Tom Dunne's Music & Me: Queens of the Irish scene remind me why I joined a band
Pillow Queens have produced one of the best Irish albums of the year.
I have been in a band all of my adult life. Actually longer, I’ve been in one for 72% of my life. All my major life events have been viewed through that lens: Weddings, funerals, births, big birthdays, illnesses, career moves. I’m not saying potential life partners have needed to meet the band’s approval, but they all like the current Mrs Dunne.
At times I feel I am in The Magnificent Seven. One minute I am with my family. It is an ordinary domestic day. But then a car pulls up outside. I put on a jacket I haven’t worn since the Pillow Queens were in school and leave. "Daddy has to go," I say cryptically, "don’t wait up."
Hours later I could be anywhere in Ireland: Newmarket, Nenagh, Culdaff, you name it. I’m not ‘daddy’ here, I’m the ‘singer’ and a heaving sweaty mass of people are singing our songs. Hands are touching hands, reaching out, touching me, touching you! Well, they were before March.
It’s hard to come down after a night in Nenagh. Hard to slip back into civilian life after those highs. You can seem distant, remote. Your family are trying to talk to you but all you can think of is the back stage catering. "Did you ever see so many ham sandwiches?” you say suddenly and laugh. But no one is listening.
I was reminded of all this, the secret life we ‘band of brothers’ share when talking to the aforementioned Pillow Queens’ Sarah Corcoran (vocals, guitar, bass) this week. Their new album is a gem. It would be easy to say ‘Pixies-inspired,’ and they do profess to loving the Pixies, but it wouldn’t be fair. Pillow Queens are uniquely themselves, a singular, passionate voice all of their own.
Sarah was telling me that when they started two of their number were musically a little less advanced than the others. They had all previously fronted bands, but, and I hope this won’t shock you, it is quite possible to front a band and not quiet know the difference between A sharp minor and Arthur Scargill.
Cynics, raised on The Voice or Shetland’s Got Talent would at this point say “just get in others who can play!” They would be missing the entire point of being in a band. It is the chemistry, the friendship, the shared musical ambition, the values, the unity in a common cause. It is all of you believing that this is the most important thing on earth.
So, in early Pillow Queens rehearsals, the two more advanced band members took time to tutor the others. It was, Sarah said, like being given homework! The result four years later is a band that fits together like a glove, whose chemistry leaps from the record and who have delivered one of the albums of the year.
I hope they enjoy the ride as I have. Having met my three in 1984, I am now bonded to them at the hip. We have experienced incredible highs and some lows together, but we do something together, something I think is great, that we can’t do apart or with other people. That in itself is pretty amazing.
And there are odd bonuses.

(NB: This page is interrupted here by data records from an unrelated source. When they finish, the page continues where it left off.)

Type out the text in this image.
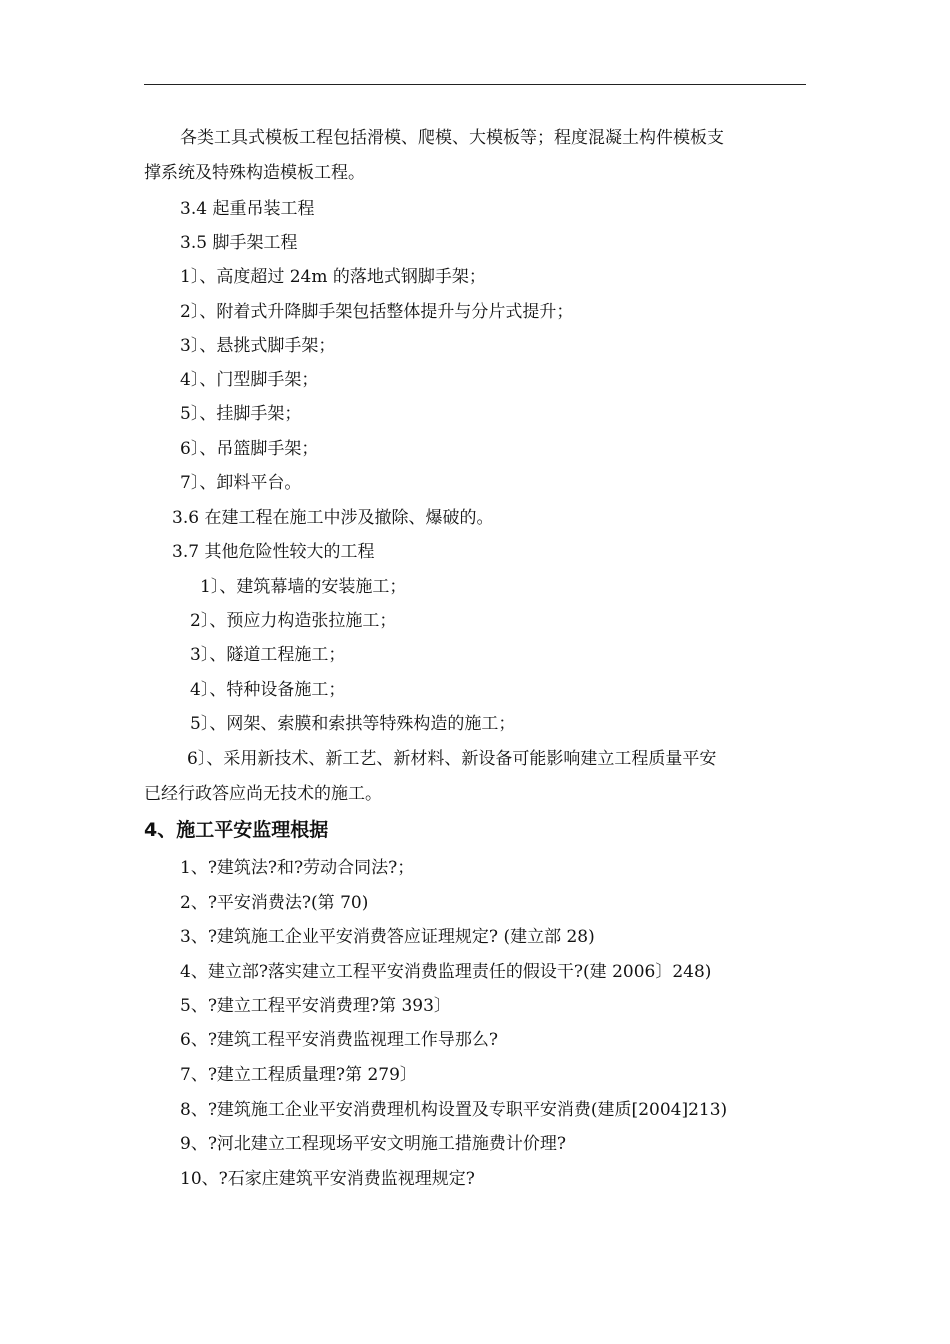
各类工具式模板工程包括滑模、爬模、大模板等；程度混凝土构件模板支
撑系统及特殊构造模板工程。
3.4 起重吊装工程
3.5 脚手架工程
1〕、高度超过 24m 的落地式钢脚手架；
2〕、附着式升降脚手架包括整体提升与分片式提升；
3〕、悬挑式脚手架；
4〕、门型脚手架；
5〕、挂脚手架；
6〕、吊篮脚手架；
7〕、卸料平台。
3.6 在建工程在施工中涉及撤除、爆破的。
3.7 其他危险性较大的工程
1〕、建筑幕墙的安装施工；
2〕、预应力构造张拉施工；
3〕、隧道工程施工；
4〕、特种设备施工；
5〕、网架、索膜和索拱等特殊构造的施工；
6〕、采用新技术、新工艺、新材料、新设备可能影响建立工程质量平安
已经行政答应尚无技术的施工。
4、施工平安监理根据
1、?建筑法?和?劳动合同法?；
2、?平安消费法?(第 70)
3、?建筑施工企业平安消费答应证理规定? (建立部 28)
4、建立部?落实建立工程平安消费监理责任的假设干?(建 2006〕248)
5、?建立工程平安消费理?第 393〕
6、?建筑工程平安消费监视理工作导那么?
7、?建立工程质量理?第 279〕
8、?建筑施工企业平安消费理机构设置及专职平安消费(建质[2004]213)
9、?河北建立工程现场平安文明施工措施费计价理?
10、?石家庄建筑平安消费监视理规定?
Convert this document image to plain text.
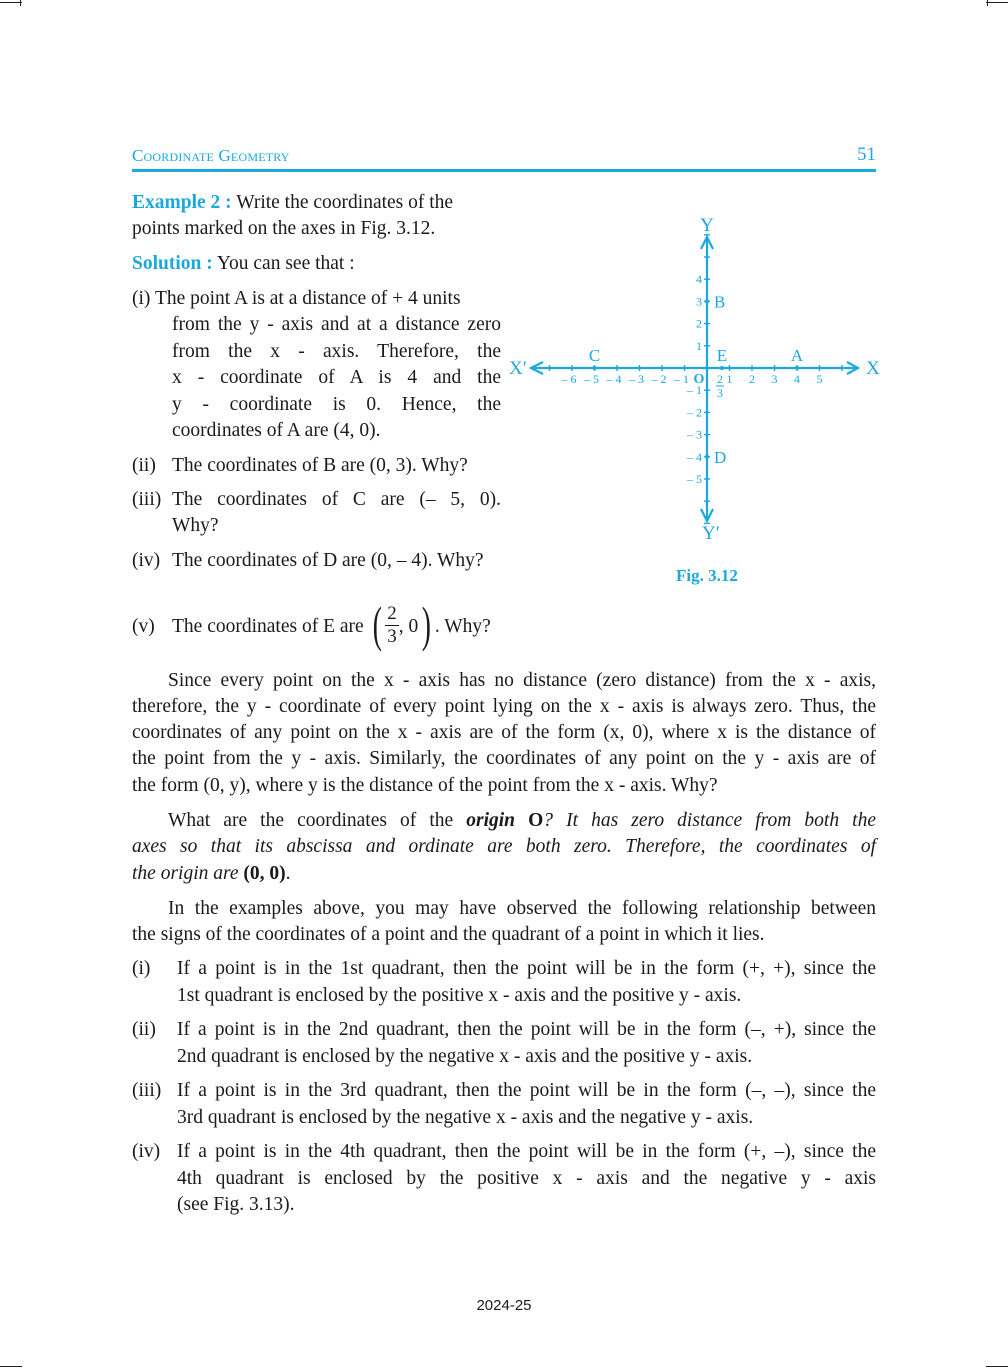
Coordinate Geometry	51
Example 2 : Write the coordinates of the
points marked on the axes in Fig. 3.12.
Solution : You can see that :
(i) The point A is at a distance of + 4 units
from the y - axis and at a distance zero
from the x - axis. Therefore, the
x - coordinate of A is 4 and the
y - coordinate is 0. Hence, the
coordinates of A are (4, 0).
(ii) The coordinates of B are (0, 3). Why?
(iii) The coordinates of C are (– 5, 0).
Why?
(iv) The coordinates of D are (0, – 4). Why?
(v) The coordinates of E are ( $\frac{2}{3}$ , 0) . Why?
– 6 – 5 – 4 – 3 – 2 – 1	1 2 3 4 5
4
3
2
1
– 1
– 2
– 3
– 4
– 5
A
B
C
D
E
2
3
X
X′
Y
Y′
O
Fig. 3.12
Since every point on the x - axis has no distance (zero distance) from the x - axis,
therefore, the y - coordinate of every point lying on the x - axis is always zero. Thus, the
coordinates of any point on the x - axis are of the form (x, 0), where x is the distance of
the point from the y - axis. Similarly, the coordinates of any point on the y - axis are of
the form (0, y), where y is the distance of the point from the x - axis. Why?
What are the coordinates of the origin O? It has zero distance from both the
axes so that its abscissa and ordinate are both zero. Therefore, the coordinates of
the origin are (0, 0).
In the examples above, you may have observed the following relationship between
the signs of the coordinates of a point and the quadrant of a point in which it lies.
(i) If a point is in the 1st quadrant, then the point will be in the form (+, +), since the
1st quadrant is enclosed by the positive x - axis and the positive y - axis.
(ii) If a point is in the 2nd quadrant, then the point will be in the form (–, +), since the
2nd quadrant is enclosed by the negative x - axis and the positive y - axis.
(iii) If a point is in the 3rd quadrant, then the point will be in the form (–, –), since the
3rd quadrant is enclosed by the negative x - axis and the negative y - axis.
(iv) If a point is in the 4th quadrant, then the point will be in the form (+, –), since the
4th quadrant is enclosed by the positive x - axis and the negative y - axis
(see Fig. 3.13).
2024-25
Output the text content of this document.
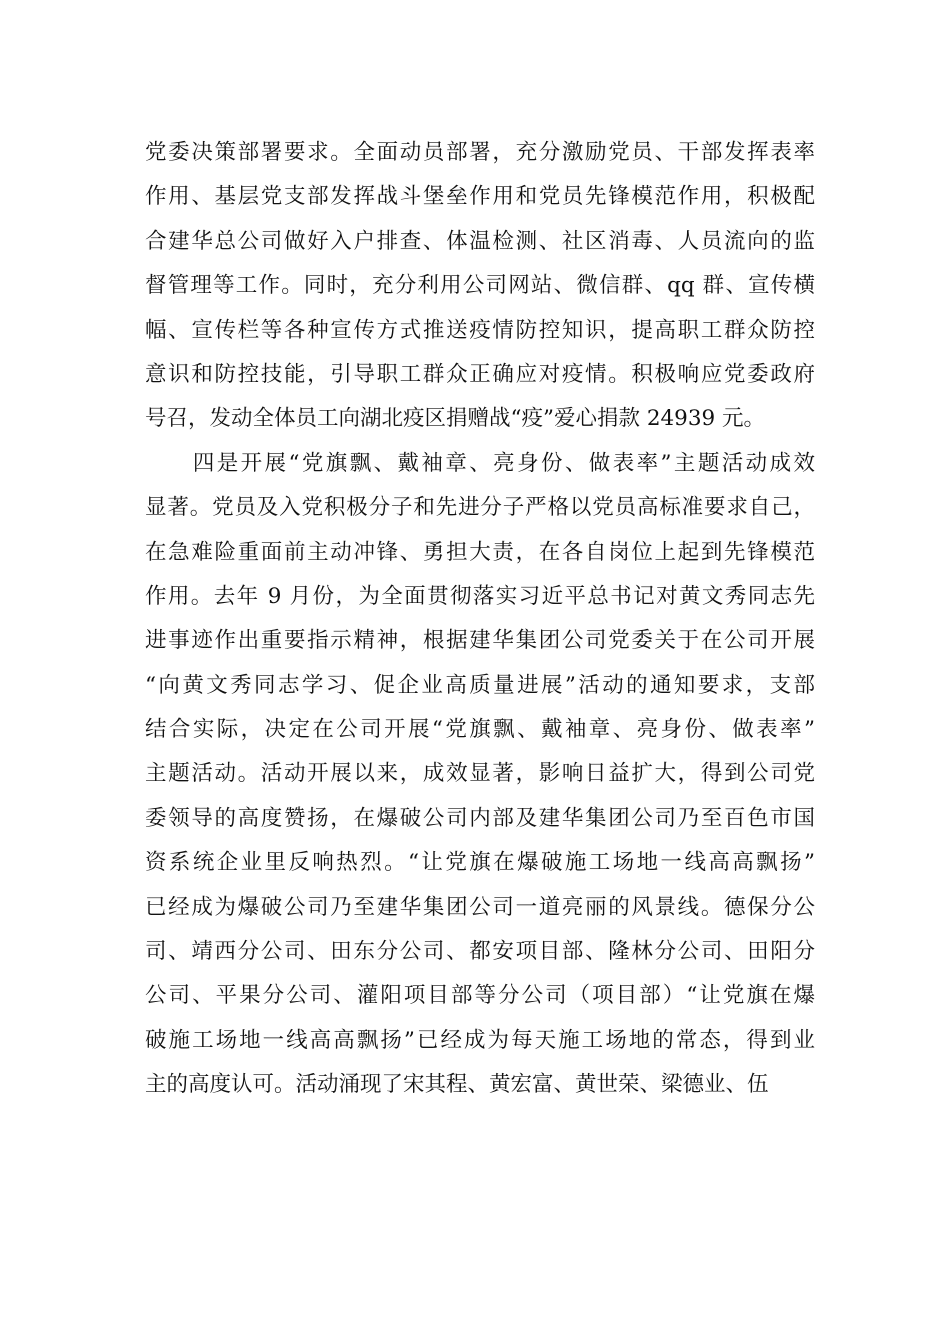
党委决策部署要求。全面动员部署，充分激励党员、干部发挥表率
作用、基层党支部发挥战斗堡垒作用和党员先锋模范作用，积极配
合建华总公司做好入户排查、体温检测、社区消毒、人员流向的监
督管理等工作。同时，充分利用公司网站、微信群、qq 群、宣传横
幅、宣传栏等各种宣传方式推送疫情防控知识，提高职工群众防控
意识和防控技能，引导职工群众正确应对疫情。积极响应党委政府
号召，发动全体员工向湖北疫区捐赠战“疫”爱心捐款 24939 元。
　　四是开展“党旗飘、戴袖章、亮身份、做表率”主题活动成效
显著。党员及入党积极分子和先进分子严格以党员高标准要求自己，
在急难险重面前主动冲锋、勇担大责，在各自岗位上起到先锋模范
作用。去年 9 月份，为全面贯彻落实习近平总书记对黄文秀同志先
进事迹作出重要指示精神，根据建华集团公司党委关于在公司开展
“向黄文秀同志学习、促企业高质量进展”活动的通知要求，支部
结合实际，决定在公司开展“党旗飘、戴袖章、亮身份、做表率”
主题活动。活动开展以来，成效显著，影响日益扩大，得到公司党
委领导的高度赞扬，在爆破公司内部及建华集团公司乃至百色市国
资系统企业里反响热烈。“让党旗在爆破施工场地一线高高飘扬”
已经成为爆破公司乃至建华集团公司一道亮丽的风景线。德保分公
司、靖西分公司、田东分公司、都安项目部、隆林分公司、田阳分
公司、平果分公司、灌阳项目部等分公司（项目部）“让党旗在爆
破施工场地一线高高飘扬”已经成为每天施工场地的常态，得到业
主的高度认可。活动涌现了宋其程、黄宏富、黄世荣、梁德业、伍
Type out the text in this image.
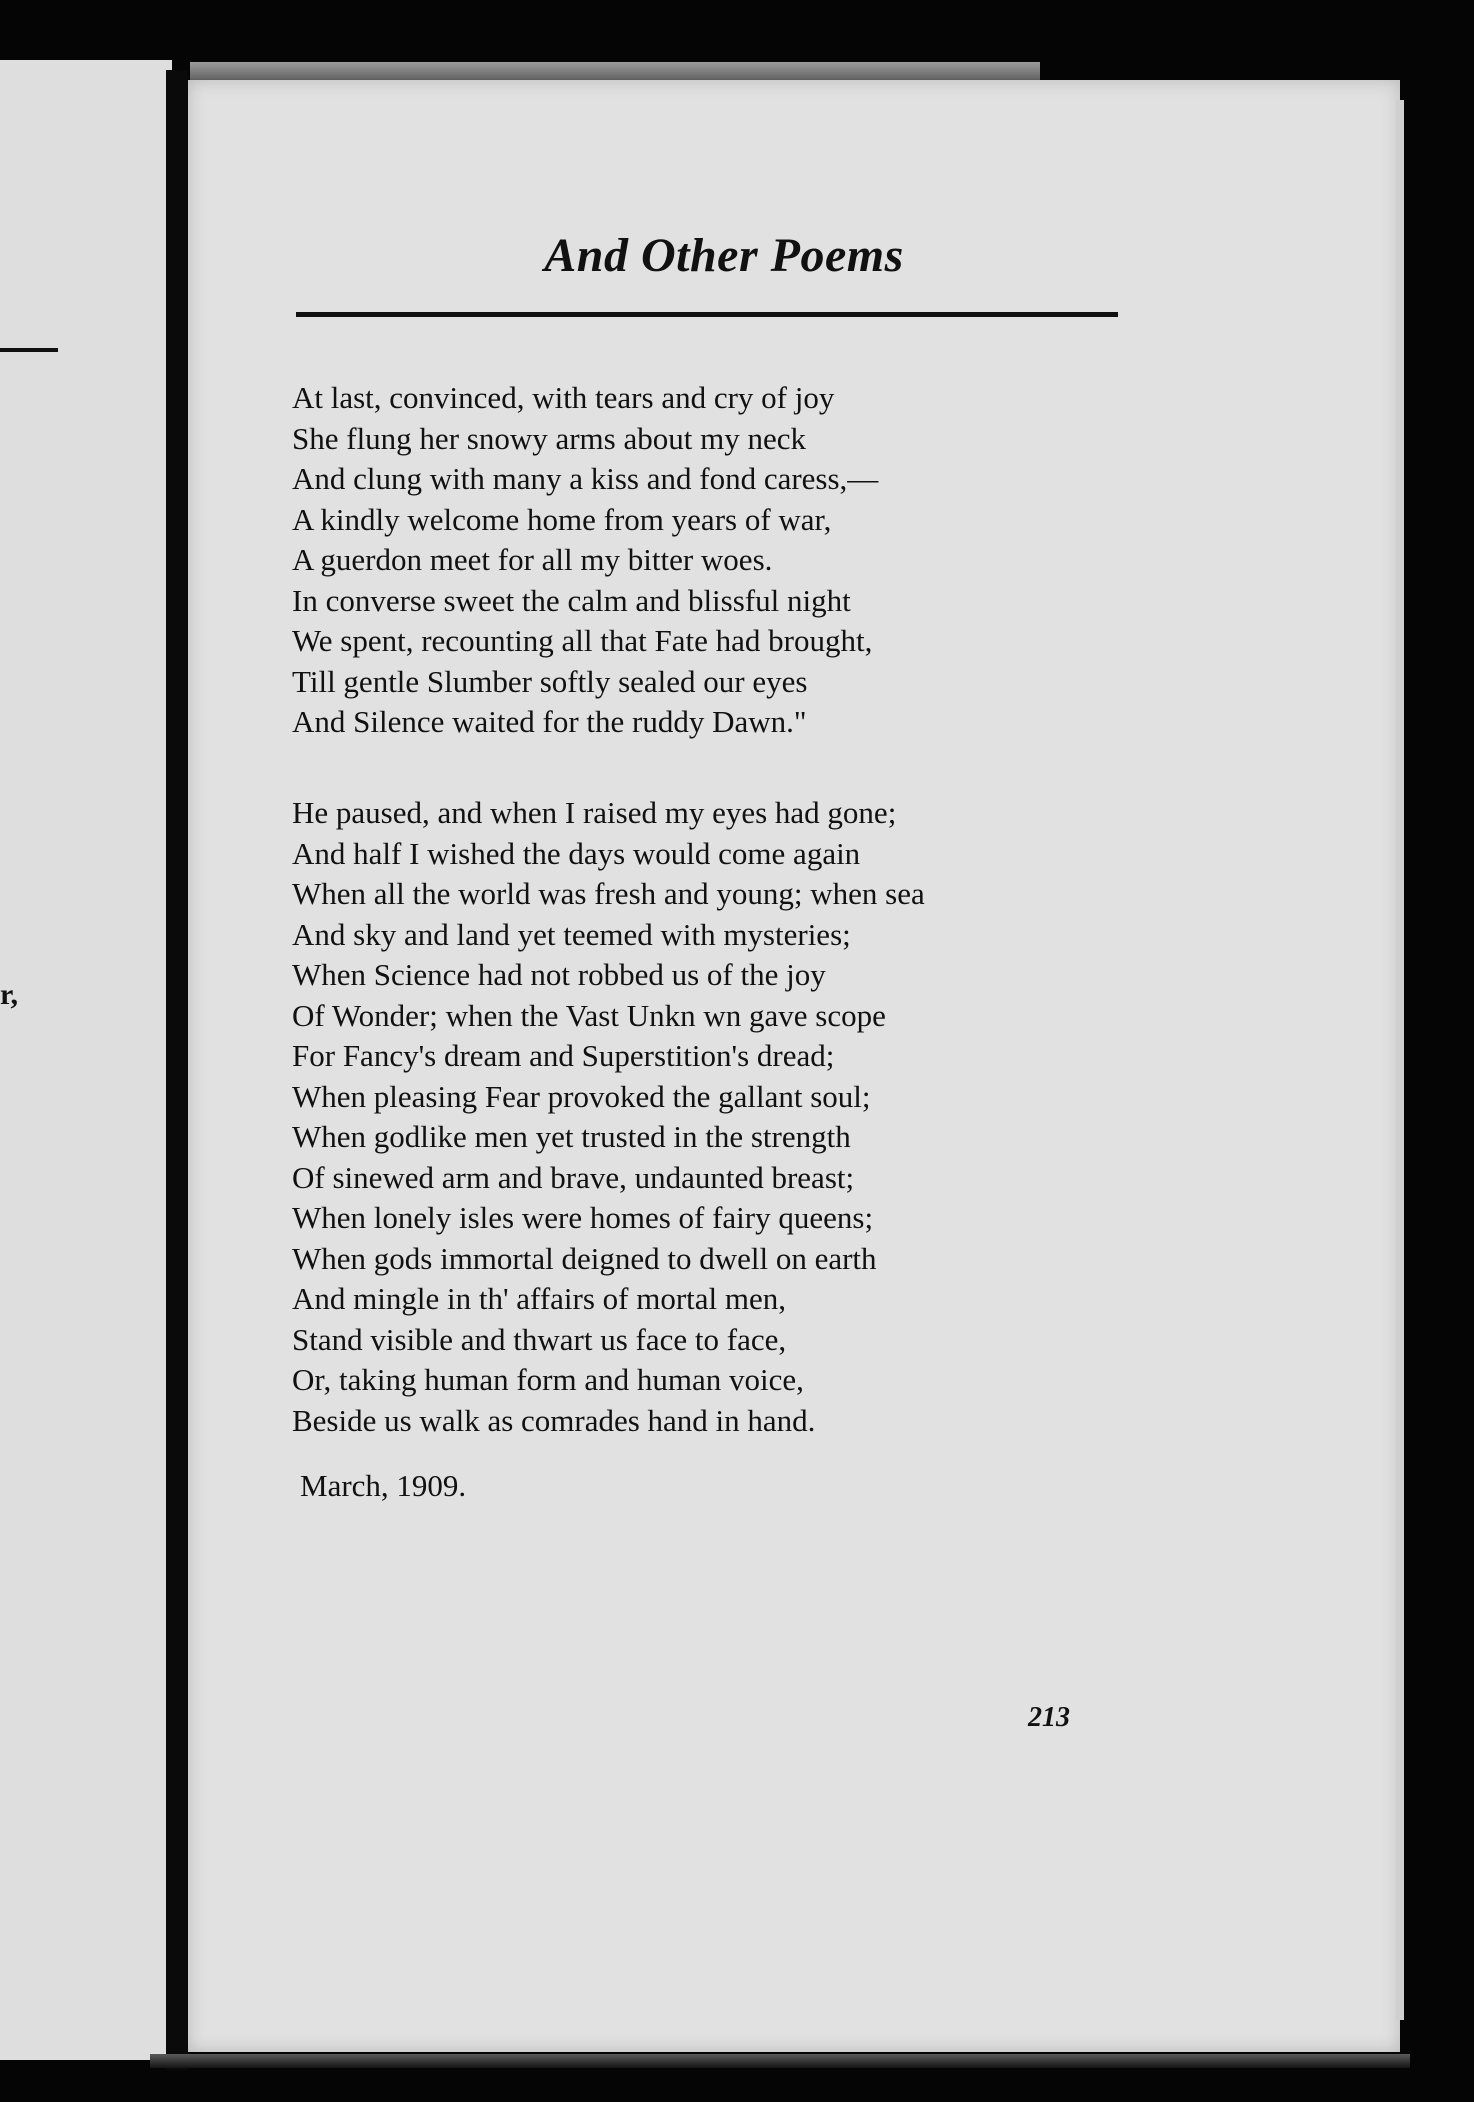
r,
And Other Poems
At last, convinced, with tears and cry of joy
She flung her snowy arms about my neck
And clung with many a kiss and fond caress,—
A kindly welcome home from years of war,
A guerdon meet for all my bitter woes.
In converse sweet the calm and blissful night
We spent, recounting all that Fate had brought,
Till gentle Slumber softly sealed our eyes
And Silence waited for the ruddy Dawn."
He paused, and when I raised my eyes had gone;
And half I wished the days would come again
When all the world was fresh and young; when sea
And sky and land yet teemed with mysteries;
When Science had not robbed us of the joy
Of Wonder; when the Vast Unkn wn gave scope
For Fancy's dream and Superstition's dread;
When pleasing Fear provoked the gallant soul;
When godlike men yet trusted in the strength
Of sinewed arm and brave, undaunted breast;
When lonely isles were homes of fairy queens;
When gods immortal deigned to dwell on earth
And mingle in th' affairs of mortal men,
Stand visible and thwart us face to face,
Or, taking human form and human voice,
Beside us walk as comrades hand in hand.
March, 1909.
213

I can no longer count the times that TDs, business men, sports people, artists, comedians or listeners have, in the moment before the mic goes live, suddenly said to me, ‘I was in a band myself.’ At times it seems that more people have been in bands than haven’t.
I joined in ‘84 having left a previous band in ‘82. I met up with my then girlfriend afterwards. I felt different being back in a band. I felt freer. I wanted different clothes. I felt reconnected to my record collection. She said she could see it in me. The ‘old Tom’ is back she said.
But it can go wrong. A good friend, also a frontman, once described being painfully excluded from his own band.
“I’d formed that band because I wanted friends. The music was just part of that. But I walked in on them one day on tour and they all stopped laughing and talking. I realised, bitterly, that I wasn’t even a member of my own gang anymore.”
For that is life in a band. You could possibly pick better musicians but it wouldn’t be the same. You have to make it work with these people, and if you do, you are U2, REM or, beautifully, Pillow Queens.